On gender balance.
There's been a lot of hoohah on the blogosphere about all-women shortlists. (Against, mostly Nats like Jeff and Mr Macnumpty, also Political Dissuasion: for, Labour voices like Kez and Yousuf).
Without wishing to sound like a Liberal, I think they're both right. All-women shortlists are indeed a crude and anti-egalitarian way to try and build gender equality.
However, I can't stomach the complacency, the desire of some to stick their fingers in their ears when others point out that Parliament is about 35% female, down from almost 40% in 2003.
The position in our local authorities is even worse, and declining. Less than 22% of Scottish councillors elected in 2007 were female, marginally down on 2003, and even further down on 1999 (pdf).
The Green approach is different - our constitution requires that at least 50% of our candidates for winnable seats are female. There's an exemption for sitting MSPs, which is one of the reasons both my MSP employers are male, true, but at the Council level we're exactly 50/50.
Looking beyond the obviously winnable seats, we balance there too, but not as tightly. 40% of all candidates, minimum, must be female, and 40%, minimum, must be male.

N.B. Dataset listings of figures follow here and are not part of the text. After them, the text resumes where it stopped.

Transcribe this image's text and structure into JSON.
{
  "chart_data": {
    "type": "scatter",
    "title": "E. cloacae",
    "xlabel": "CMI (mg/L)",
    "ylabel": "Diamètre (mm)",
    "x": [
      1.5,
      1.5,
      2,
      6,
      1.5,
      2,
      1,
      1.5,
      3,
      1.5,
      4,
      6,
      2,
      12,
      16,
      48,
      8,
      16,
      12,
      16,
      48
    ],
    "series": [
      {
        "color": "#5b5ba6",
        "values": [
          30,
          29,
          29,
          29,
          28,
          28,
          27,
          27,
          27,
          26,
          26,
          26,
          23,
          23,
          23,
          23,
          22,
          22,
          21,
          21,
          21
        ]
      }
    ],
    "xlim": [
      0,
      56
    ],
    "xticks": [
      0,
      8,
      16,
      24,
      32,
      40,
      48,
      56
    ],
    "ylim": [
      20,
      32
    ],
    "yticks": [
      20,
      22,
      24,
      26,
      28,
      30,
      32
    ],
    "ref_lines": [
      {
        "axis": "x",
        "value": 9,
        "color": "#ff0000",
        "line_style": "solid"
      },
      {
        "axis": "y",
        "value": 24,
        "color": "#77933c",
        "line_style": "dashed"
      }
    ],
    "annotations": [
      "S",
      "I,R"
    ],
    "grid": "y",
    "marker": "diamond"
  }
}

Now, this certainly makes it more complex to select candidates, as Green activists will tell you, but it can't be seen as discriminating against either gender, nor is it "positive discrimination". Indeed, in one branch there would have been an under-representation of men without this mechanism.
It's not a magic bullet. It should only be a transitional mechanism, although that transition might be lengthy. It doesn't cover other sorts of equalities, from transgender to race and class.
This principle has, however, encouraged more women to put themselves forward, and through it we've selected more good women to fight and win elections, women who continue to grow in those roles and who inspire more good candidates to come forward each time we select.
I know it's also easier for us than it is for other parties, given our focus on PR elections like the Holyrood lists and local authority contests. But couldn't other parties try something that's not one of the two failed models the blogosphere has adopted, just as the other parties have? (Malc is an honourable exception here)
It's a classic false opposition. Parties shouldn't be excluding men, but nor should selection meetings where the loudest and deepest voice wins be the norm.